Some of my earliest garden memories as a child are planting rows of pea seeds with my parents, and then at harvest time stuffing my pockets with pods. It was an exciting day when I discovered at around age 12 that there are far more to peas than just regular green shelling peas. Yellow snow pods, purple snap pods, speckled soup peas... to this day they’re a plant near to my heart.
Peas are divided up into shelling peas, snow peas, snap peas, and soup peas. Shelling peas are the common, crack open the pod and eat the peas inside kind. Both snow peas and snap peas have edible pods; snow peas are broad and flat and sweetest when quite young, while snap peas are round with thick crispy pod walls, and usually sweetest when more fully developed. Soup peas are left on the vine and harvested when fully dry. Any kind of pea can be dried on the vine of course (that’s how we save seeds), but soup peas are usually extra productive.
They all grow in pretty much the same way, and they’re among the easiest veggies.
Growing Peas in the Maritimes:
Peas thrive in cool moist weather. They especially love the long springs of coastal BC, where I began my early gardening career, but they’re quite adaptable and happy across the rest of Canada too.

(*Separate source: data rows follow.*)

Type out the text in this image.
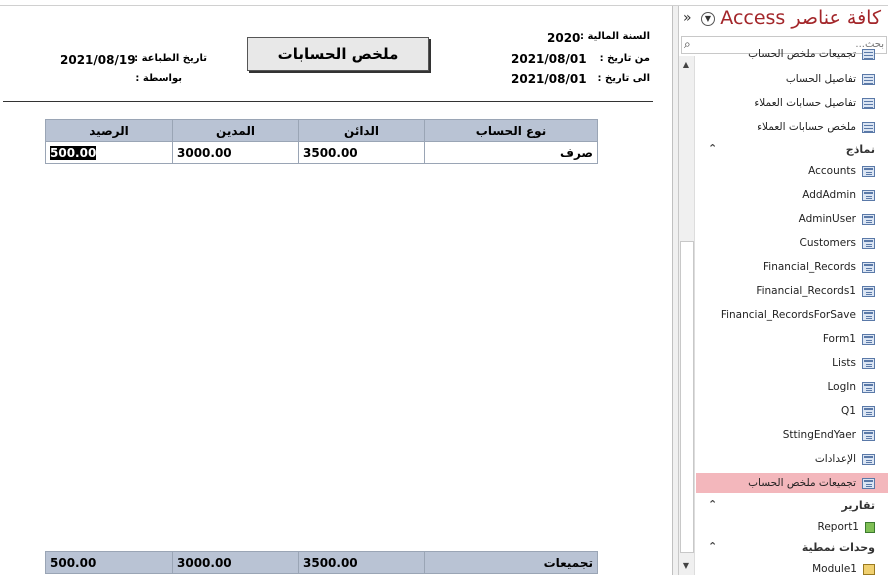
السنة المالية :
2020
من تاريخ :
2021/08/01
الى تاريخ :
2021/08/01
ملخص الحسابات
تاريخ الطباعة :
2021/08/19
بواسطة :
الرصيد	المدين	الدائن	نوع الحساب
500.00	3000.00	3500.00	صرف
500.00	3000.00	3500.00	تجميعات
»	▼ كافة عناصر Access
⌕
بحث...
▲
▼
تجميعات ملخص الحساب
تفاصيل الحساب
تفاصيل حسابات العملاء
ملخص حسابات العملاء
نماذج
⌃
Accounts
AddAdmin
AdminUser
Customers
Financial_Records
Financial_Records1
Financial_RecordsForSave
Form1
Lists
LogIn
Q1
SttingEndYaer
الإعدادات
تجميعات ملخص الحساب
تقارير
⌃
Report1
وحدات نمطية
⌃
Module1
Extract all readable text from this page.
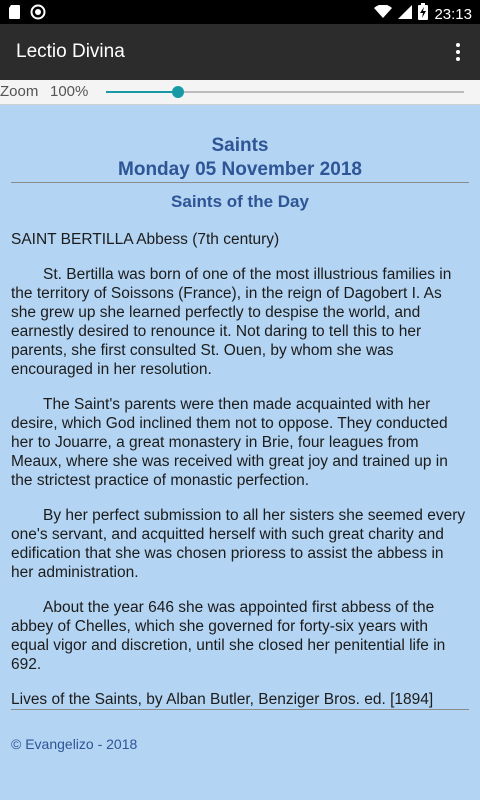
23:13
Lectio Divina
Zoom 100%
Saints
Monday 05 November 2018
Saints of the Day
SAINT BERTILLA Abbess (7th century)

St. Bertilla was born of one of the most illustrious families in the territory of Soissons (France), in the reign of Dagobert I. As she grew up she learned perfectly to despise the world, and earnestly desired to renounce it. Not daring to tell this to her parents, she first consulted St. Ouen, by whom she was encouraged in her resolution.

The Saint's parents were then made acquainted with her desire, which God inclined them not to oppose. They conducted her to Jouarre, a great monastery in Brie, four leagues from Meaux, where she was received with great joy and trained up in the strictest practice of monastic perfection.

By her perfect submission to all her sisters she seemed every one's servant, and acquitted herself with such great charity and edification that she was chosen prioress to assist the abbess in her administration.

About the year 646 she was appointed first abbess of the abbey of Chelles, which she governed for forty-six years with equal vigor and discretion, until she closed her penitential life in 692.

Lives of the Saints, by Alban Butler, Benziger Bros. ed. [1894]
© Evangelizo - 2018
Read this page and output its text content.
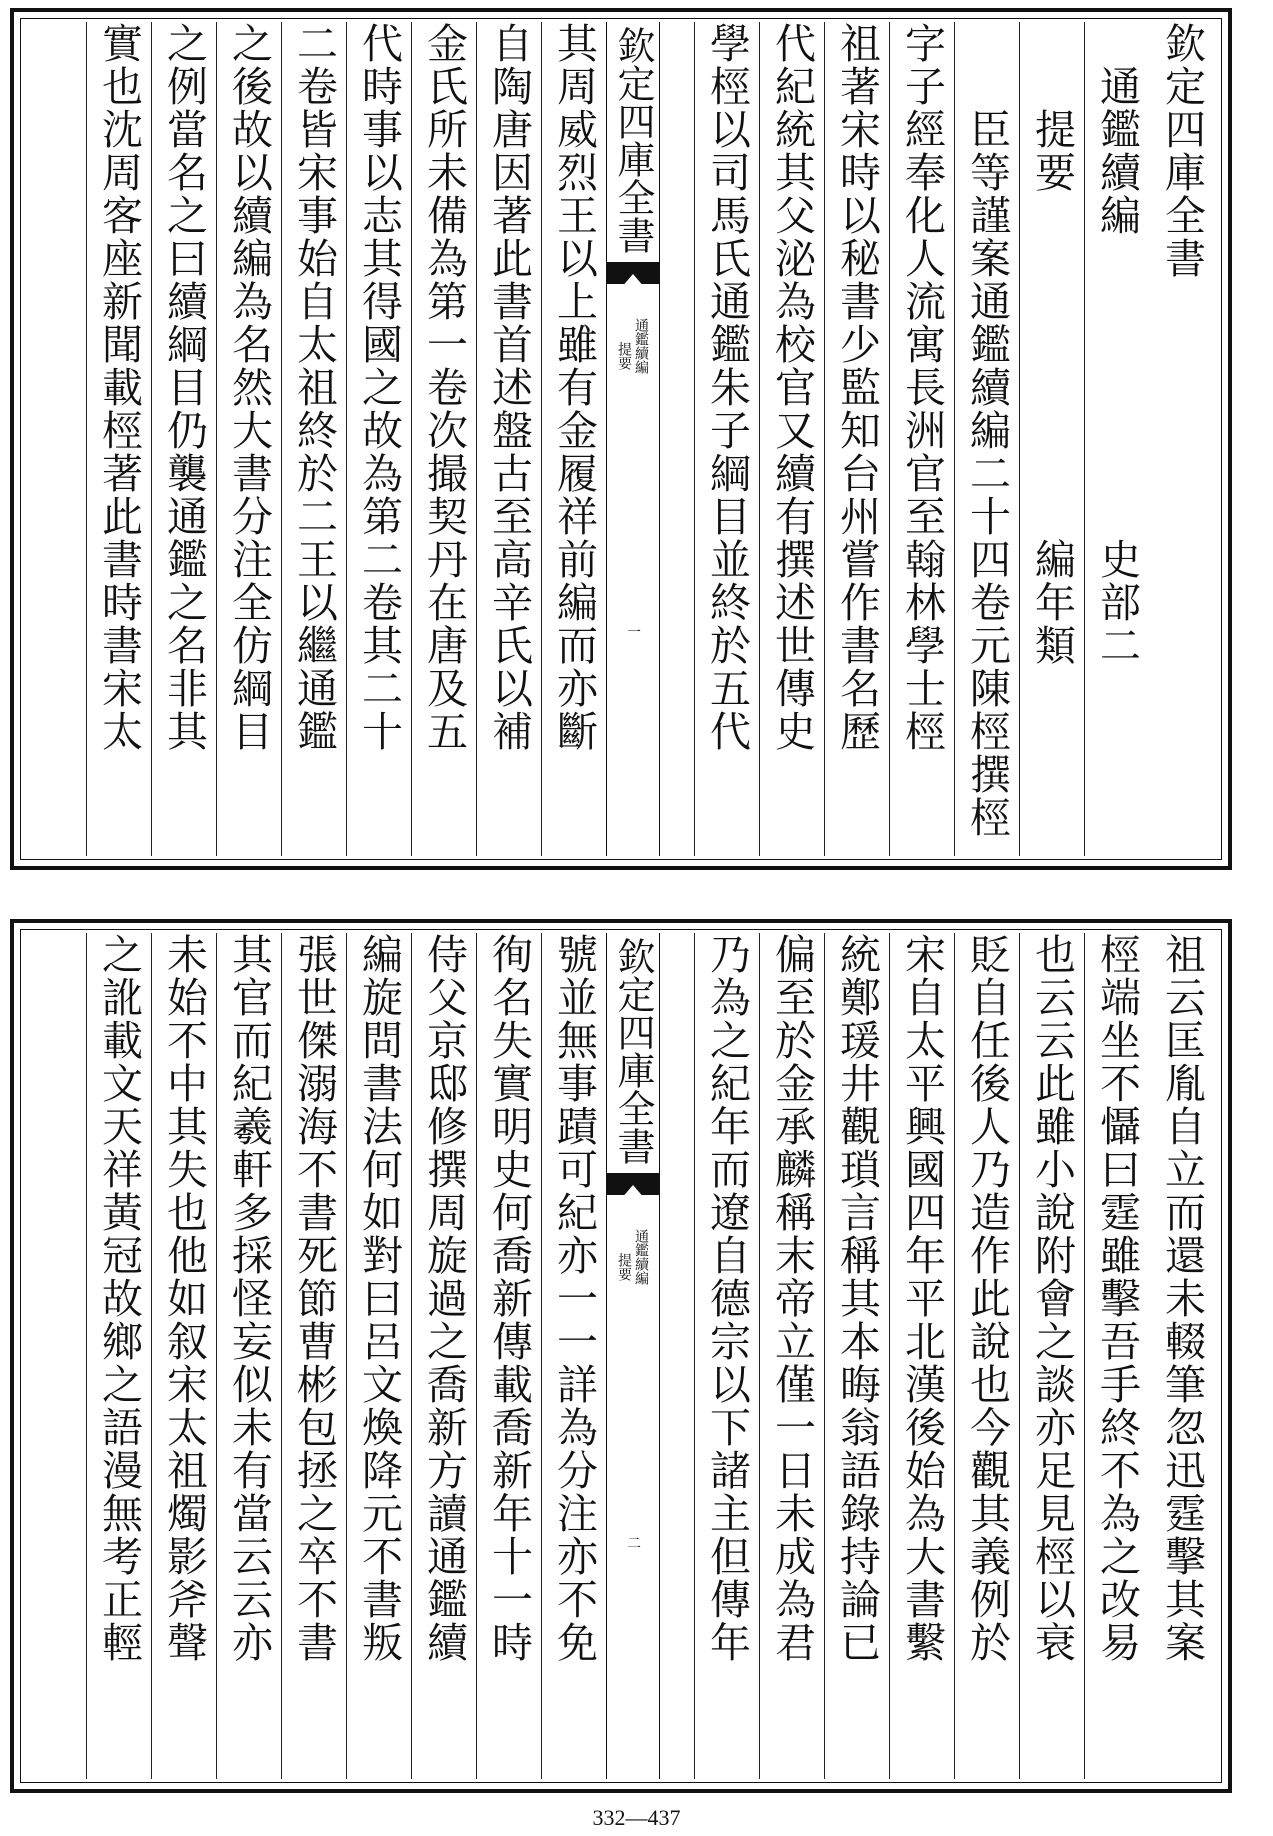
欽定四庫全書
　通鑑續編　　　　　　　史部二
　　提要　　　　　　　　編年類
　　臣等謹案通鑑續編二十四卷元陳桱撰桱
字子經奉化人流寓長洲官至翰林學士桱
祖著宋時以秘書少監知台州嘗作書名歷
代紀統其父泌為校官又續有撰述世傳史
學桱以司馬氏通鑑朱子綱目並終於五代
其周威烈王以上雖有金履祥前編而亦斷
自陶唐因著此書首述盤古至高辛氏以補
金氏所未備為第一卷次撮契丹在唐及五
代時事以志其得國之故為第二卷其二十
二卷皆宋事始自太祖終於二王以繼通鑑
之後故以續編為名然大書分注全仿綱目
之例當名之曰續綱目仍襲通鑑之名非其
實也沈周客座新聞載桱著此書時書宋太	欽定四庫全書
通鑑續編
提要
一
祖云匡胤自立而還未輟筆忽迅霆擊其案
桱端坐不懾曰霆雖擊吾手終不為之改易
也云云此雖小說附會之談亦足見桱以衰
貶自任後人乃造作此說也今觀其義例於
宋自太平興國四年平北漢後始為大書繫
統鄭瑗井觀瑣言稱其本晦翁語錄持論已
偏至於金承麟稱末帝立僅一日未成為君
乃為之紀年而遼自德宗以下諸主但傳年
號並無事蹟可紀亦一一詳為分注亦不免
徇名失實明史何喬新傳載喬新年十一時
侍父京邸修撰周旋過之喬新方讀通鑑續
編旋問書法何如對曰呂文煥降元不書叛
張世傑溺海不書死節曹彬包拯之卒不書
其官而紀羲軒多採怪妄似未有當云云亦
未始不中其失也他如叙宋太祖燭影斧聲
之訛載文天祥黃冠故鄉之語漫無考正輕	欽定四庫全書
通鑑續編
提要
二
332—437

We always direct sow our peas, starting in early spring (April, or even late March depending on the season), right up until mid-June when hotter weather arrives. Although peas like it cool, their seeds can rot in cold wet soil. We can get away with early sowings in our sandy loam, but in heavier soil it would be wise to wait. I know a few folks with heavy clay soil who start peas inside and transplant them out for this reason. I like the plant the seeds densely, about 2” apart within each row. The vines don’t mind close quarters.
The plants send out tendrils as they grow, to grip onto anything and everything around them for support. Some varieties like Snow Wind and Spring Blush have extra prolific tendrils, and have an easier time supporting themselves. Short growing varieties are often fine planted densely with minimal extra support, while tall varieties can reach up to 6-8 feet when they're well supported. Mesh netting, bamboo stakes, sticks from the woods and old recycled fish netting all make great pea supports. I sow mine in two parallel rows per bed, with a row of mesh staked in between, cut to different heights for different varieties.
As legumes, peas fix nitrogen and can tolerate less than awesome soil. However they do best in moist, well amended soil (but then, which vegetables don’t?). They tolerate partial shade quite happily, in fact some shading from summer heat can be ideal.
After planting and staking, I pretty much let my peas do their thing until harvest time.
Saving Pea Seeds:
Saving seeds for peas is very easy, just leave the pods on the vine to dry and collect them when they’re ready. Ideally the vines can be left in the garden until the pods are fully brown and the seeds rattle inside. Here in NS that ideal often works, but late summer rains can make it a dodgy proposition some years. If the pods are nearly dry, with a rainy spell coming, often I’ll pull the whole vine and hang them inside to finish drying. As long as the pods are still attached to the stem, they’ll continue to develop and draw energy from the plant.
Once the pods are crispy and dry; just thresh them, winnow them, and you have your seeds! Or dry soup peas as the case may be.
Pea flowers are self-pollinating, and crosses are very rare.